You can also load a particular engine if you know what you want to use. eng_all.c lists the built-in engines you can load. For example, the following loads the rdrand engine provided for some Intel CPUs.
unsigned long err = 0; int rc = 0; OPENSSL_cpuid_setup(); ENGINE_load_rdrand(); ENGINE* eng = ENGINE_by_id("rdrand"); if(NULL == eng) handleFailure(); rc = ENGINE_init(eng); if(1 != rc) handleFailure(); rc = ENGINE_set_default(eng, ENGINE_METHOD_RAND); if(1 != rc) handleFailure(); /* OK to proceed */ ... ENGINE_finish(eng); ENGINE_free(eng); ENGINE_cleanup();
If you want an engine to provide all incumbent functionality for the OpenSSL library, then then call ENGINE_register_complete after loading the engine. Incumbent functionality is determined by the manufacturer and includes includes RSA, DSA, DH, ECDH, MD, and RAND operations. See eng_all.c, eng_fat.c, and engine(3) for details.

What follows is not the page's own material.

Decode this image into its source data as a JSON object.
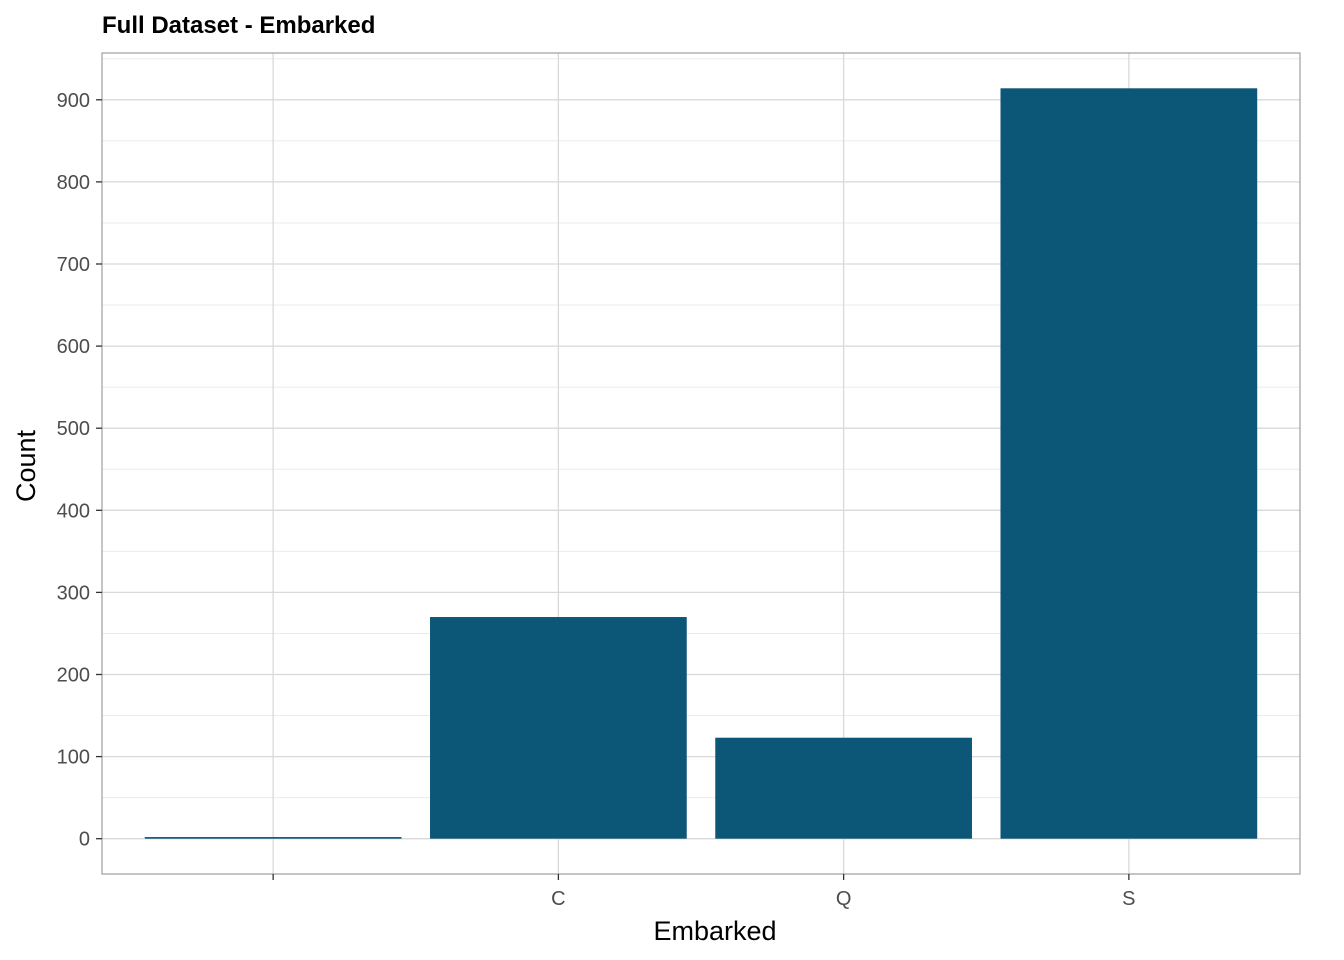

ENGINE* eng = ENGINE_by_id("XXX"); if(!(eng->flags & ENGINE_FLAGS_NO_REGISTER_ALL)) ENGINE_register_complete(eng);
Cleanup
How to cleanup the library arises on occasion. Its often in the context of running a program under a memory checker like Valgrind.
OpenSSL does not provide a SSL_library_uninit or SSL_library_cleanup function (also see Issue #3824, FEATURE: Please provide a function to unintialize the library). To cleanup the library the library call the following functions:
- FIPS_mode_set(0);
- ENGINE_cleanup();
- CONF_modules_unload(1);
- EVP_cleanup();
- CRYPTO_cleanup_all_ex_data();
- ERR_remove_state();
- ERR_free_strings();
CRYPTO_cleanup_all_ex_data and ERR_remove_state should be called on each thread, and not just the main thread.
The above list is a minimum to call. You will still need to cleanup Diffie-Hellman parameters, server contexts, static locks, etc.
After cleanup, you may have some memory leaks due to dynamic allocation of private static variables like ssl_comp_methods. This is a well known issue (see Issue #2561, Memory leak with SSL built-in compressions).